No. The model decides whether to use subagents based on the complexity of the request. For simpler requests, it may process normally even with ultra mode enabled. The 91.9% benchmark score reflects the average improvement across Terminal-Bench tasks, some of which may not have triggered subagent spawning.
Can I control how many subagents are spawned?
Based on available documentation, you cannot directly control the number of subagents. The orchestrator decides the decomposition strategy. You may be able to influence this through prompt structure (explicitly breaking your request into numbered subtasks), but this is not guaranteed.
Is ultra mode available on Terra or Luna?
No. Ultra mode is exclusive to Sol. Terra and Luna support the reasoning effort parameter (low to max) but not subagent spawning. This makes sense since ultra mode’s cost implications would undermine Luna’s value proposition as the budget option.
How does ultra mode affect latency?
Significantly. Subagent spawning, parallel processing, and result synthesis all add latency. Expect ultra-mode requests to take 3 to 10x longer than standard Sol requests depending on the complexity of the decomposition. This is not suitable for real-time or low-latency applications.
Can I combine ultra mode with the cache system?

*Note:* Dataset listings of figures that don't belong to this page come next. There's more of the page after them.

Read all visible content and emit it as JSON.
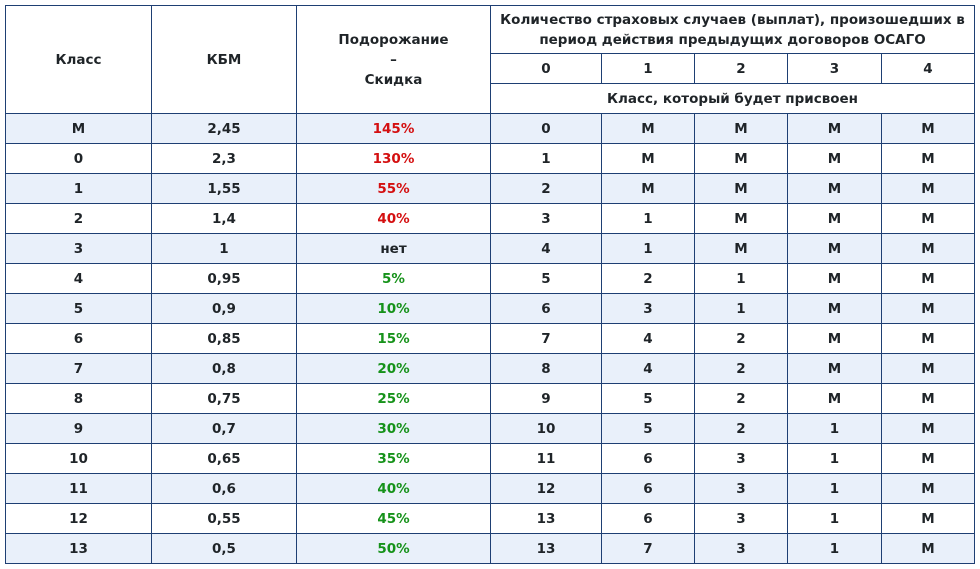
{
  "header": {
    "class": "Класс",
    "kbm": "КБМ",
    "change_line1": "Подорожание",
    "change_line2": "–",
    "change_line3": "Скидка",
    "events_title_line1": "Количество страховых случаев (выплат), произошедших в",
    "events_title_line2": "период действия предыдущих договоров ОСАГО",
    "events": [
      "0",
      "1",
      "2",
      "3",
      "4"
    ],
    "assigned_title": "Класс, который будет присвоен"
  },
  "colors": {
    "border": "#1e3f73",
    "stripe": "#e9f0fa",
    "increase": "#d40f10",
    "discount": "#16921a",
    "neutral": "#1f2428"
  },
  "rows": [
    {
      "class": "М",
      "kbm": "2,45",
      "change": "145%",
      "kind": "up",
      "next": [
        "0",
        "М",
        "М",
        "М",
        "М"
      ]
    },
    {
      "class": "0",
      "kbm": "2,3",
      "change": "130%",
      "kind": "up",
      "next": [
        "1",
        "М",
        "М",
        "М",
        "М"
      ]
    },
    {
      "class": "1",
      "kbm": "1,55",
      "change": "55%",
      "kind": "up",
      "next": [
        "2",
        "М",
        "М",
        "М",
        "М"
      ]
    },
    {
      "class": "2",
      "kbm": "1,4",
      "change": "40%",
      "kind": "up",
      "next": [
        "3",
        "1",
        "М",
        "М",
        "М"
      ]
    },
    {
      "class": "3",
      "kbm": "1",
      "change": "нет",
      "kind": "none",
      "next": [
        "4",
        "1",
        "М",
        "М",
        "М"
      ]
    },
    {
      "class": "4",
      "kbm": "0,95",
      "change": "5%",
      "kind": "down",
      "next": [
        "5",
        "2",
        "1",
        "М",
        "М"
      ]
    },
    {
      "class": "5",
      "kbm": "0,9",
      "change": "10%",
      "kind": "down",
      "next": [
        "6",
        "3",
        "1",
        "М",
        "М"
      ]
    },
    {
      "class": "6",
      "kbm": "0,85",
      "change": "15%",
      "kind": "down",
      "next": [
        "7",
        "4",
        "2",
        "М",
        "М"
      ]
    },
    {
      "class": "7",
      "kbm": "0,8",
      "change": "20%",
      "kind": "down",
      "next": [
        "8",
        "4",
        "2",
        "М",
        "М"
      ]
    },
    {
      "class": "8",
      "kbm": "0,75",
      "change": "25%",
      "kind": "down",
      "next": [
        "9",
        "5",
        "2",
        "М",
        "М"
      ]
    },
    {
      "class": "9",
      "kbm": "0,7",
      "change": "30%",
      "kind": "down",
      "next": [
        "10",
        "5",
        "2",
        "1",
        "М"
      ]
    },
    {
      "class": "10",
      "kbm": "0,65",
      "change": "35%",
      "kind": "down",
      "next": [
        "11",
        "6",
        "3",
        "1",
        "М"
      ]
    },
    {
      "class": "11",
      "kbm": "0,6",
      "change": "40%",
      "kind": "down",
      "next": [
        "12",
        "6",
        "3",
        "1",
        "М"
      ]
    },
    {
      "class": "12",
      "kbm": "0,55",
      "change": "45%",
      "kind": "down",
      "next": [
        "13",
        "6",
        "3",
        "1",
        "М"
      ]
    },
    {
      "class": "13",
      "kbm": "0,5",
      "change": "50%",
      "kind": "down",
      "next": [
        "13",
        "7",
        "3",
        "1",
        "М"
      ]
    }
  ]
}
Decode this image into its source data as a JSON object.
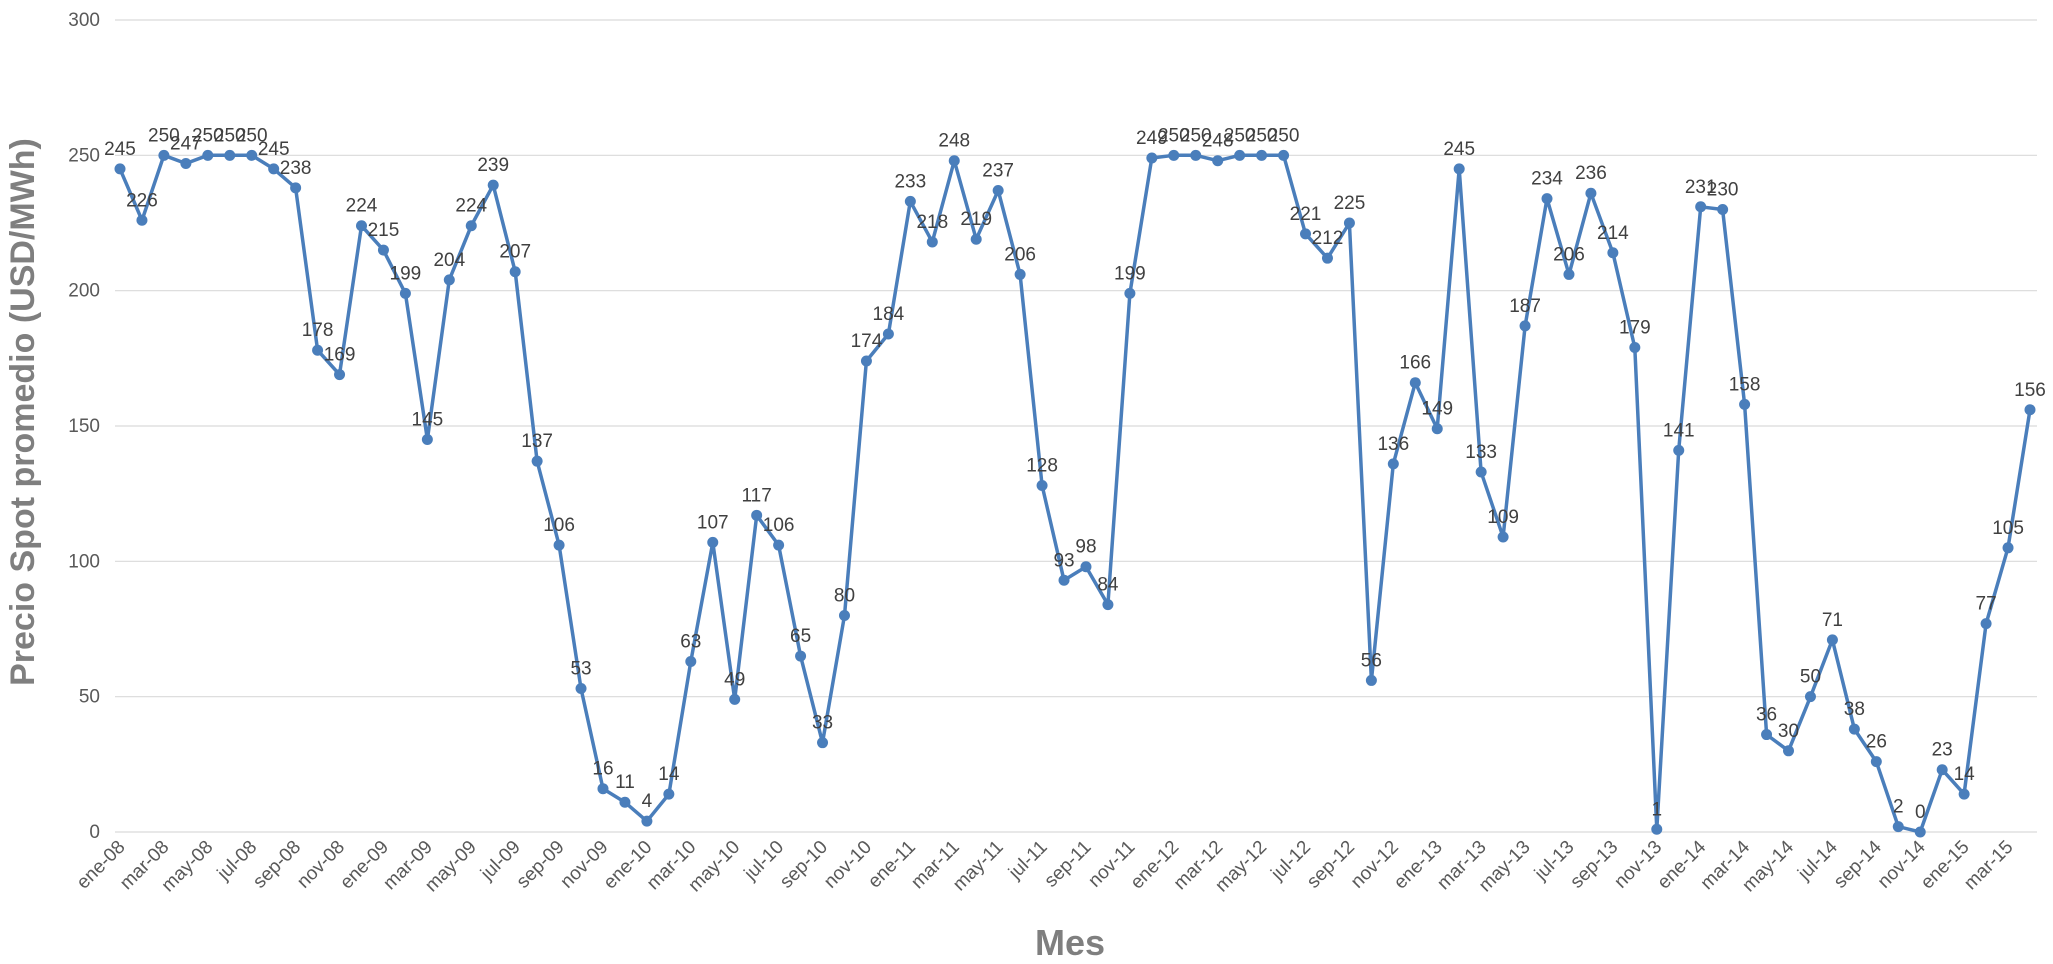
{
  "chart_data": {
    "type": "line",
    "xlabel": "Mes",
    "ylabel": "Precio Spot promedio (USD/MWh)",
    "ylim": [
      0,
      300
    ],
    "yticks": [
      0,
      50,
      100,
      150,
      200,
      250,
      300
    ],
    "grid": true,
    "legend": "none",
    "color": "#4a7ebb",
    "x": [
      "ene-08",
      "feb-08",
      "mar-08",
      "abr-08",
      "may-08",
      "jun-08",
      "jul-08",
      "ago-08",
      "sep-08",
      "oct-08",
      "nov-08",
      "dic-08",
      "ene-09",
      "feb-09",
      "mar-09",
      "abr-09",
      "may-09",
      "jun-09",
      "jul-09",
      "ago-09",
      "sep-09",
      "oct-09",
      "nov-09",
      "dic-09",
      "ene-10",
      "feb-10",
      "mar-10",
      "abr-10",
      "may-10",
      "jun-10",
      "jul-10",
      "ago-10",
      "sep-10",
      "oct-10",
      "nov-10",
      "dic-10",
      "ene-11",
      "feb-11",
      "mar-11",
      "abr-11",
      "may-11",
      "jun-11",
      "jul-11",
      "ago-11",
      "sep-11",
      "oct-11",
      "nov-11",
      "dic-11",
      "ene-12",
      "feb-12",
      "mar-12",
      "abr-12",
      "may-12",
      "jun-12",
      "jul-12",
      "ago-12",
      "sep-12",
      "oct-12",
      "nov-12",
      "dic-12",
      "ene-13",
      "feb-13",
      "mar-13",
      "abr-13",
      "may-13",
      "jun-13",
      "jul-13",
      "ago-13",
      "sep-13",
      "oct-13",
      "nov-13",
      "dic-13",
      "ene-14",
      "feb-14",
      "mar-14",
      "abr-14",
      "may-14",
      "jun-14",
      "jul-14",
      "ago-14",
      "sep-14",
      "oct-14",
      "nov-14",
      "dic-14",
      "ene-15",
      "feb-15",
      "mar-15",
      "abr-15"
    ],
    "xtick_labels": [
      "ene-08",
      "mar-08",
      "may-08",
      "jul-08",
      "sep-08",
      "nov-08",
      "ene-09",
      "mar-09",
      "may-09",
      "jul-09",
      "sep-09",
      "nov-09",
      "ene-10",
      "mar-10",
      "may-10",
      "jul-10",
      "sep-10",
      "nov-10",
      "ene-11",
      "mar-11",
      "may-11",
      "jul-11",
      "sep-11",
      "nov-11",
      "ene-12",
      "mar-12",
      "may-12",
      "jul-12",
      "sep-12",
      "nov-12",
      "ene-13",
      "mar-13",
      "may-13",
      "jul-13",
      "sep-13",
      "nov-13",
      "ene-14",
      "mar-14",
      "may-14",
      "jul-14",
      "sep-14",
      "nov-14",
      "ene-15",
      "mar-15"
    ],
    "values": [
      245,
      226,
      250,
      247,
      250,
      250,
      250,
      245,
      238,
      178,
      169,
      224,
      215,
      199,
      145,
      204,
      224,
      239,
      207,
      137,
      106,
      53,
      16,
      11,
      4,
      14,
      63,
      107,
      49,
      117,
      106,
      65,
      33,
      80,
      174,
      184,
      233,
      218,
      248,
      219,
      237,
      206,
      128,
      93,
      98,
      84,
      199,
      249,
      250,
      250,
      248,
      250,
      250,
      250,
      221,
      212,
      225,
      56,
      136,
      166,
      149,
      245,
      133,
      109,
      187,
      234,
      206,
      236,
      214,
      179,
      1,
      141,
      231,
      230,
      158,
      36,
      30,
      50,
      71,
      38,
      26,
      2,
      0,
      23,
      14,
      77,
      105,
      156
    ]
  }
}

Yes. The orchestrator’s input (your prompt) benefits from caching normally. Subagent inputs are generated internally and are not directly cacheable across requests. However, if subagents reference your cached system prompt, that portion benefits from cache reads. The cost savings from caching apply to the orchestrator’s input but not to internally generated subagent contexts.